Sunday, October 21, 2018



There is also another benefit to the full-text search. We are not restricted to their import into any form of storage. Object Storage can serve as the source for all databases including graph databases. There is generally a lot of preparation when data is exported from relational tables and imported into the graph databases when theoretically all the relations in the relational tables are merely edges to the nodes representing the entities. Graph databases are called natural databases because the relationships can be enumerated and persisted as edges but it is this enumeration that takes some iterations.  Data extract transform and load operations have rigorous packages in the relational world and largely relying on the consistency checks but they are not the same in the graph database. Therefore, each operation requires validation and more so when an organization is importing the data into a graph database without precedent. The indexer documents overcome the import because the data does not need to be collected. The inverted list of documents is easy to compare for Intersection, left and right differences and they add to edge weights directly when the terms are treated as nodes.   The ease with which data can be viewed as nodes and edges makes the import easier. In this way, the object storage for indexer provides convenience to destinations such as graph database where the inverted list of documents may be used in graph algorithms.
Full-text search is not the only stack. There can be another search stack that can be added to this object storage. For example, an iterator-based .NET style standard query operator may also be provided over this object storage. Even query tools like LogParser that opens up a COM interface to the objects in the storage can be used. Finally, a comprehensive and dedicated query engine that studies, caches and replays the query is possible since the object storage does not restrict the search layer.
There are a few techniques that can improve query execution. The degree of parallelism helps the query to execute faster by partitioning the data and invoking multiple threads. while increasing these parallel activities, we should be careful to not have too many otherwise the system can get into thread thrashing mode. The rule of thumb for increasing DoP is that the number of threads is one more than the number of processors and this refers to the operating system threads. There are no limits to lightweight workers  that do not have contention.
Caching is another benefit to query execution. if a query repeats itself over and over again, we need not perform the same calculations to determine the least cost of serving the query. We can cache the plan and the costs which we can reuse.

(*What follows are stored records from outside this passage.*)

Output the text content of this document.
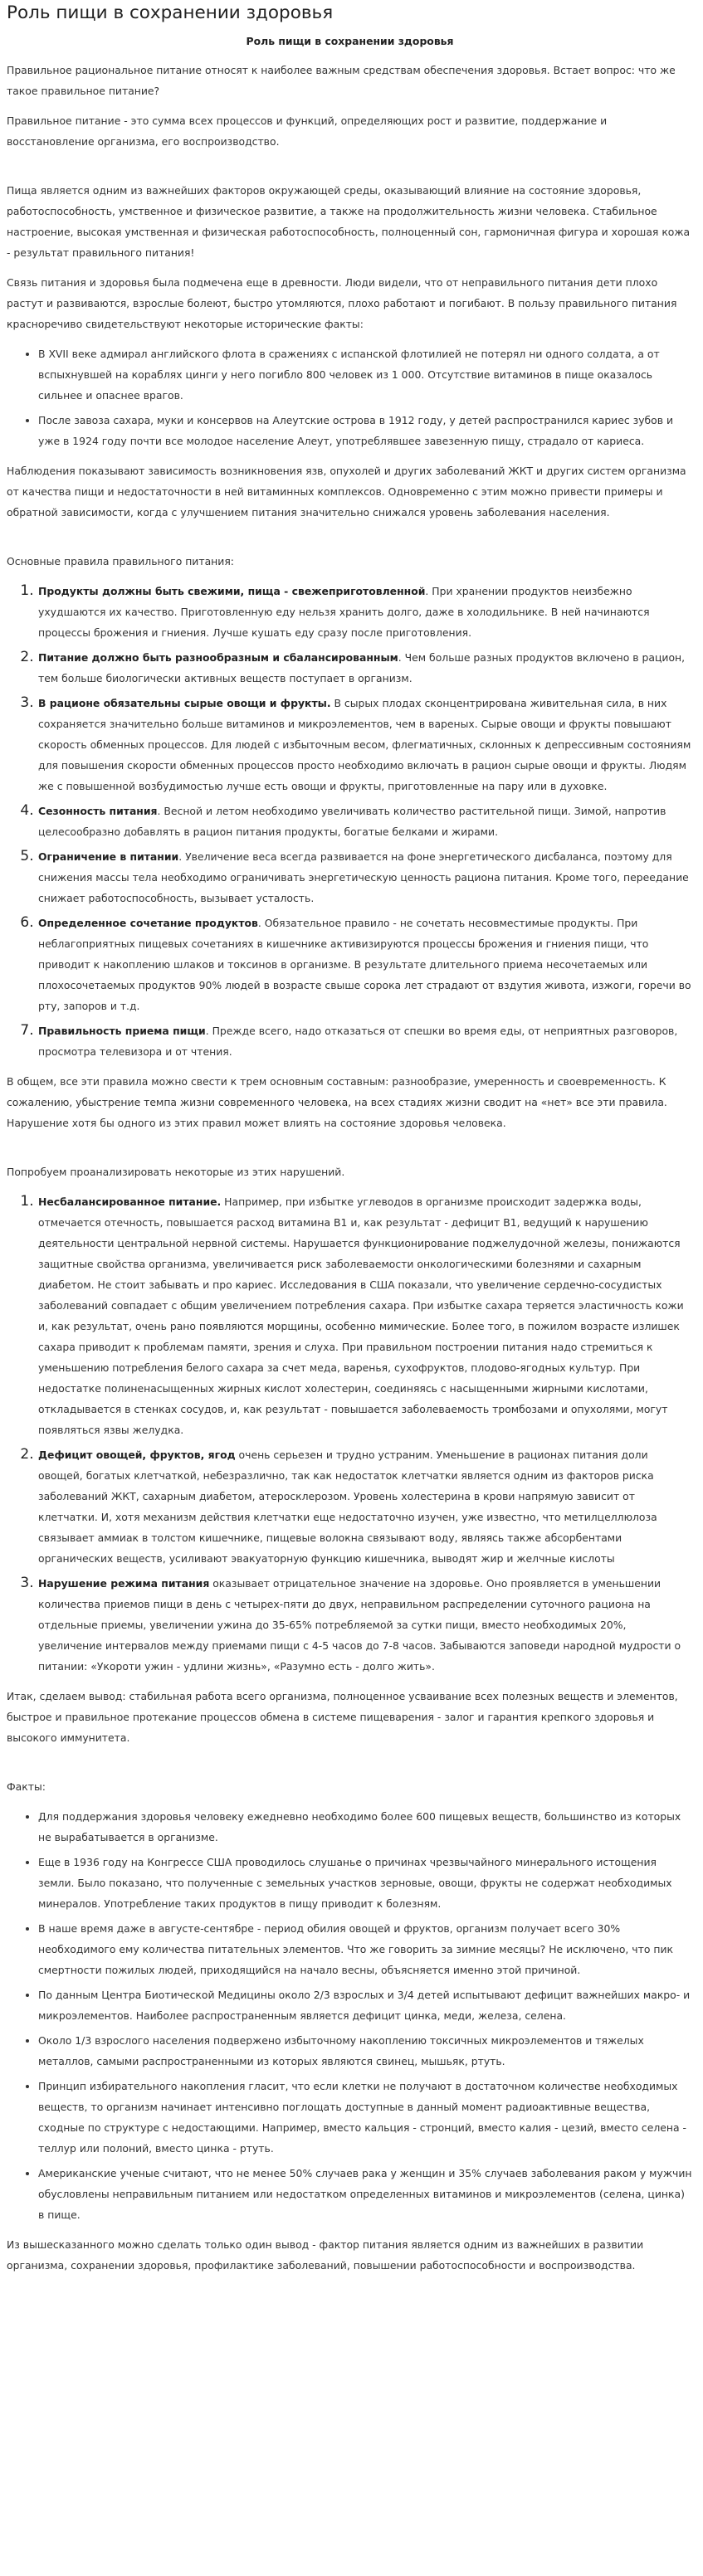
Роль пищи в сохранении здоровья
Роль пищи в сохранении здоровья

Правильное рациональное питание относят к наиболее важным средствам обеспечения здоровья. Встает вопрос: что же такое правильное питание?

Правильное питание - это сумма всех процессов и функций, определяющих рост и развитие, поддержание и восстановление организма, его воспроизводство.

Пища является одним из важнейших факторов окружающей среды, оказывающий влияние на состояние здоровья, работоспособность, умственное и физическое развитие, а также на продолжительность жизни человека. Стабильное настроение, высокая умственная и физическая работоспособность, полноценный сон, гармоничная фигура и хорошая кожа - результат правильного питания!

Связь питания и здоровья была подмечена еще в древности. Люди видели, что от неправильного питания дети плохо растут и развиваются, взрослые болеют, быстро утомляются, плохо работают и погибают. В пользу правильного питания красноречиво свидетельствуют некоторые исторические факты:

• В XVII веке адмирал английского флота в сражениях с испанской флотилией не потерял ни одного солдата, а от вспыхнувшей на кораблях цинги у него погибло 800 человек из 1 000. Отсутствие витаминов в пище оказалось сильнее и опаснее врагов.
• После завоза сахара, муки и консервов на Алеутские острова в 1912 году, у детей распространился кариес зубов и уже в 1924 году почти все молодое население Алеут, употреблявшее завезенную пищу, страдало от кариеса.

Наблюдения показывают зависимость возникновения язв, опухолей и других заболеваний ЖКТ и других систем организма от качества пищи и недостаточности в ней витаминных комплексов. Одновременно с этим можно привести примеры и обратной зависимости, когда с улучшением питания значительно снижался уровень заболевания населения.

Основные правила правильного питания:

1. Продукты должны быть свежими, пища - свежеприготовленной. При хранении продуктов неизбежно ухудшаются их качество. Приготовленную еду нельзя хранить долго, даже в холодильнике. В ней начинаются процессы брожения и гниения. Лучше кушать еду сразу после приготовления.
2. Питание должно быть разнообразным и сбалансированным. Чем больше разных продуктов включено в рацион, тем больше биологически активных веществ поступает в организм.
3. В рационе обязательны сырые овощи и фрукты. В сырых плодах сконцентрирована живительная сила, в них сохраняется значительно больше витаминов и микроэлементов, чем в вареных. Сырые овощи и фрукты повышают скорость обменных процессов. Для людей с избыточным весом, флегматичных, склонных к депрессивным состояниям для повышения скорости обменных процессов просто необходимо включать в рацион сырые овощи и фрукты. Людям же с повышенной возбудимостью лучше есть овощи и фрукты, приготовленные на пару или в духовке.
4. Сезонность питания. Весной и летом необходимо увеличивать количество растительной пищи. Зимой, напротив целесообразно добавлять в рацион питания продукты, богатые белками и жирами.
5. Ограничение в питании. Увеличение веса всегда развивается на фоне энергетического дисбаланса, поэтому для снижения массы тела необходимо ограничивать энергетическую ценность рациона питания. Кроме того, переедание снижает работоспособность, вызывает усталость.
6. Определенное сочетание продуктов. Обязательное правило - не сочетать несовместимые продукты. При неблагоприятных пищевых сочетаниях в кишечнике активизируются процессы брожения и гниения пищи, что приводит к накоплению шлаков и токсинов в организме. В результате длительного приема несочетаемых или плохосочетаемых продуктов 90% людей в возрасте свыше сорока лет страдают от вздутия живота, изжоги, горечи во рту, запоров и т.д.
7. Правильность приема пищи. Прежде всего, надо отказаться от спешки во время еды, от неприятных разговоров, просмотра телевизора и от чтения.

В общем, все эти правила можно свести к трем основным составным: разнообразие, умеренность и своевременность. К сожалению, убыстрение темпа жизни современного человека, на всех стадиях жизни сводит на «нет» все эти правила. Нарушение хотя бы одного из этих правил может влиять на состояние здоровья человека.

Попробуем проанализировать некоторые из этих нарушений.

1. Несбалансированное питание. Например, при избытке углеводов в организме происходит задержка воды, отмечается отечность, повышается расход витамина B1 и, как результат - дефицит B1, ведущий к нарушению деятельности центральной нервной системы. Нарушается функционирование поджелудочной железы, понижаются защитные свойства организма, увеличивается риск заболеваемости онкологическими болезнями и сахарным диабетом. Не стоит забывать и про кариес. Исследования в США показали, что увеличение сердечно-сосудистых заболеваний совпадает с общим увеличением потребления сахара. При избытке сахара теряется эластичность кожи и, как результат, очень рано появляются морщины, особенно мимические. Более того, в пожилом возрасте излишек сахара приводит к проблемам памяти, зрения и слуха. При правильном построении питания надо стремиться к уменьшению потребления белого сахара за счет меда, варенья, сухофруктов, плодово-ягодных культур. При недостатке полиненасыщенных жирных кислот холестерин, соединяясь с насыщенными жирными кислотами, откладывается в стенках сосудов, и, как результат - повышается заболеваемость тромбозами и опухолями, могут появляться язвы желудка.
2. Дефицит овощей, фруктов, ягод очень серьезен и трудно устраним. Уменьшение в рационах питания доли овощей, богатых клетчаткой, небезразлично, так как недостаток клетчатки является одним из факторов риска заболеваний ЖКТ, сахарным диабетом, атеросклерозом. Уровень холестерина в крови напрямую зависит от клетчатки. И, хотя механизм действия клетчатки еще недостаточно изучен, уже известно, что метилцеллюлоза связывает аммиак в толстом кишечнике, пищевые волокна связывают воду, являясь также абсорбентами органических веществ, усиливают эвакуаторную функцию кишечника, выводят жир и желчные кислоты
3. Нарушение режима питания оказывает отрицательное значение на здоровье. Оно проявляется в уменьшении количества приемов пищи в день с четырех-пяти до двух, неправильном распределении суточного рациона на отдельные приемы, увеличении ужина до 35-65% потребляемой за сутки пищи, вместо необходимых 20%, увеличение интервалов между приемами пищи с 4-5 часов до 7-8 часов. Забываются заповеди народной мудрости о питании: «Укороти ужин - удлини жизнь», «Разумно есть - долго жить».

Итак, сделаем вывод: стабильная работа всего организма, полноценное усваивание всех полезных веществ и элементов, быстрое и правильное протекание процессов обмена в системе пищеварения - залог и гарантия крепкого здоровья и высокого иммунитета.

Факты:

• Для поддержания здоровья человеку ежедневно необходимо более 600 пищевых веществ, большинство из которых не вырабатывается в организме.
• Еще в 1936 году на Конгрессе США проводилось слушанье о причинах чрезвычайного минерального истощения земли. Было показано, что полученные с земельных участков зерновые, овощи, фрукты не содержат необходимых минералов. Употребление таких продуктов в пищу приводит к болезням.
• В наше время даже в августе-сентябре - период обилия овощей и фруктов, организм получает всего 30% необходимого ему количества питательных элементов. Что же говорить за зимние месяцы? Не исключено, что пик смертности пожилых людей, приходящийся на начало весны, объясняется именно этой причиной.
• По данным Центра Биотической Медицины около 2/3 взрослых и 3/4 детей испытывают дефицит важнейших макро- и микроэлементов. Наиболее распространенным является дефицит цинка, меди, железа, селена.
• Около 1/3 взрослого населения подвержено избыточному накоплению токсичных микроэлементов и тяжелых металлов, самыми распространенными из которых являются свинец, мышьяк, ртуть.
• Принцип избирательного накопления гласит, что если клетки не получают в достаточном количестве необходимых веществ, то организм начинает интенсивно поглощать доступные в данный момент радиоактивные вещества, сходные по структуре с недостающими. Например, вместо кальция - стронций, вместо калия - цезий, вместо селена - теллур или полоний, вместо цинка - ртуть.
• Американские ученые считают, что не менее 50% случаев рака у женщин и 35% случаев заболевания раком у мужчин обусловлены неправильным питанием или недостатком определенных витаминов и микроэлементов (селена, цинка) в пище.

Из вышесказанного можно сделать только один вывод - фактор питания является одним из важнейших в развитии организма, сохранении здоровья, профилактике заболеваний, повышении работоспособности и воспроизводства.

Saturday, October 20, 2018

We were discussing full-text search with object storage. Lucene indexes are inverted indexes. It lists documents that contain a term. It stores statistics about terms in order to make the term-based search more efficient. While Lucene itself is available in various programming languages, there is no restriction to take the inverted index from lucene and use it in any way as appropriate.
The inverted indexes over object storage may not be as performant as the query execution over relational tables in a sql database but they fill the space for enabling search over the storage. Spotlight on MacOS and Google page-rank algorithm on internet documents also use tokens and lookups.  Moreover by recognizing the generic organization of inverted indexes, we can apply any grouping, ranking and sorting algorithm we like. Those algorithms are now independent of the organization of the index in the object storage and each one can use the same index.
For example, the page rank algorithm can be selectively used to filter the results. The nodes are the terms and the edges are the inverted list of documents that contain two nodes. Since we already calculate the marginals, both for the nodes and for the edges, we already have a graph to calculate the page rank on.  PageRank can be found as a sum of two components. The first component represented in the form of a damping factor. The second component is in the summation form of the page ranks of the adjacent vertices each weighted by the inverse of the out-degrees of that vertex. This is said to correspond to the principal eigen vector of the normalized inverted document list matrix.
Full text search facilitates text mining just the same way a corpus does. While documents are viewed as a bag of words, the indexer represents a collection of already selected keywords for each indexed document. Both are input to the text mining algorithms. The neural nets will calculate the mutual information between terms regardless of the source and classify them with the softmax classifier. This implies that the indexer document can allow user input to be added or collected as fields in the index document which can then be treated the same way as the corpus documents.
There is also another benefit to the full-text search. We are not restricted to their import into any form of storage. Object Storage can serve as the source for all databases including graph databases. There is generally a lot of preparation when data is exported from relational tables and imported into the graph databases when theoretically all the relations in the relational tables are merely edges to the nodes representing the entities. Graph databases are called natural databases because the relationships can be enumerated and persisted as edges but it is this enumeration that takes some iterations.  Data extract transform and load operations have rigorous packages in the relational world and largely relying on the consistency checks but they are not the same in the graph database. Therefore, each operation requires validation and more so when an organization is importing the data into a graph database without precedent. The indexer documents overcome the import because the data does not need to be collected. The inverted list of documents is easy to compare for Intersection, left and right differences and they add to edge weights directly when the terms are treated as nodes.   The ease with which data can be viewed as nodes and edges makes the import easier. In this way, the object storage for indexer provides convenience to destinations such as graph database where the inverted list of documents may be used in graph algorithms.

Friday, October 19, 2018

We were discussing full-text search with object storage. When users want to search, security goes out the window. The Lucene index documents are not secured via Access Control Lists  The user is really looking to cover the entire haystack and not get bogged down by disparate collections and the need to repeat the query on different indexes.
Although S3 supports adding access control descriptions to the objects,  those are for securing the objects from other users and not the system. Search is a system-wide operation.  Blacklisting any of the hierarchy artifacts is possible but it leaves the onus on the user.
This pervasive full-text has an unintended consequence that users with sensitive information in their objects may divulge them to search users because those documents will be indexed and match the search query. This has been noticed in many document libraries outside object storage. There the solution did not involve blacklisting. Instead it involved the users to be informed that the library is not the place to save sensitive information. We are merely following the same practice here.
The use of object storage with Lucene as a full text solution for unstructured data also comes with many benefits other than search. For example, the fields extracted from the raw data together also forms the input for other analysis.
The tags generated on the metadata via supervised or unsupervised learning also forms useful information for subsequent queries. When index documents are manually classified, there is no limit to the number of tags that can be added. Since the index documents and the tags are utilized by the queries, the user gets more and more predicates to use.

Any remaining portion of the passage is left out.